А пока испытаний на долю заключенных выпадает более чем достаточно. Жизнь подследственного в СИЗО целиком зависит от его администрации, от следователя, который ведет дело. Если, скажем, необходимо какое-то воздействие на заключенного, то следователь может направить его не только в пресс-хату, но и в хату, где сидят «петухи», в хату, где синие — отъявленные представители уголовного мира, особенно если подследственный относится к новой волне братков.
Если к подследственному имеется предвзятый и пристрастный интерес, то в СИЗО практикуется смена камер и режимов. Только человек начинает более-менее привыкать к «жильцам» камеры и заявлять свой авторитет, как его тут же переправляют в другую камеру. И там все начинается с нуля: опять испытания, притирки, конфликты — и так продолжается бесконечно.

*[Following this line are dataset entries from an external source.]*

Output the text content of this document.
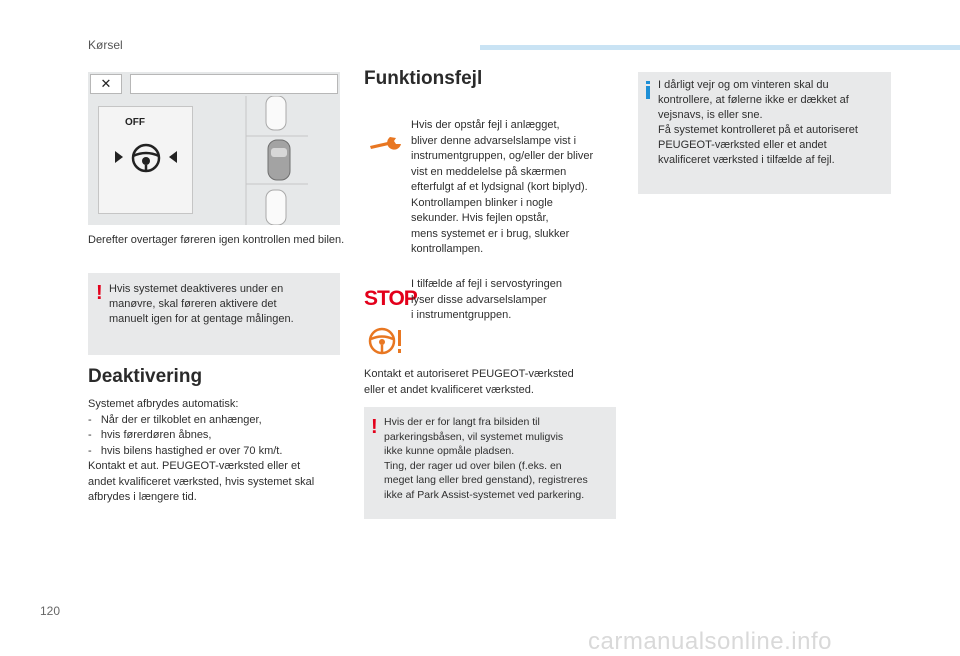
Kørsel
✕
OFF
Derefter overtager føreren igen kontrollen med bilen.
! Hvis systemet deaktiveres under en
manøvre, skal føreren aktivere det
manuelt igen for at gentage målingen.
Deaktivering
Systemet afbrydes automatisk:
-   Når der er tilkoblet en anhænger,
-   hvis førerdøren åbnes,
-   hvis bilens hastighed er over 70 km/t.
Kontakt et aut. PEUGEOT-værksted eller et
andet kvalificeret værksted, hvis systemet skal
afbrydes i længere tid.
Funktionsfejl
Hvis der opstår fejl i anlægget,
bliver denne advarselslampe vist i
instrumentgruppen, og/eller der bliver
vist en meddelelse på skærmen
efterfulgt af et lydsignal (kort biplyd).
Kontrollampen blinker i nogle
sekunder. Hvis fejlen opstår,
mens systemet er i brug, slukker
kontrollampen.
STOP
I tilfælde af fejl i servostyringen
lyser disse advarselslamper
i instrumentgruppen.
Kontakt et autoriseret PEUGEOT-værksted
eller et andet kvalificeret værksted.
! Hvis der er for langt fra bilsiden til
parkeringsbåsen, vil systemet muligvis
ikke kunne opmåle pladsen.
Ting, der rager ud over bilen (f.eks. en
meget lang eller bred genstand), registreres
ikke af Park Assist-systemet ved parkering.
I dårligt vejr og om vinteren skal du
kontrollere, at følerne ikke er dækket af
vejsnavs, is eller sne.
Få systemet kontrolleret på et autoriseret
PEUGEOT-værksted eller et andet
kvalificeret værksted i tilfælde af fejl.
120
carmanualsonline.info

Иногда следователь специально, чтобы отсечь подследственного от его адвоката, переводит его якобы для выполнения следственных действий в какой-либо ИВС отделения милиции. Были случаи, когда таких подследственных прятали по отделениям милиции. Только приедешь в одно отделение, а его уже перевели в другое.
Когда я поступал в Московскую городскую коллегию адвокатов, один маститый адвокат прекрасно сказал: «Вы знаете, адвокат — единственный человек, который способен противостоять всей системе, которая направлена против вашего клиента». На самом деле не секрет, что оперативники, работники милиции, следователи, тюрьма, суды, которые иногда просто заштопывают прорехи в Уголовном кодексе, а впоследствии и зона настроены против заключенного. И сила, на которую он может опереться, — только адвокат. Но адвокат — один, а против него — вся система.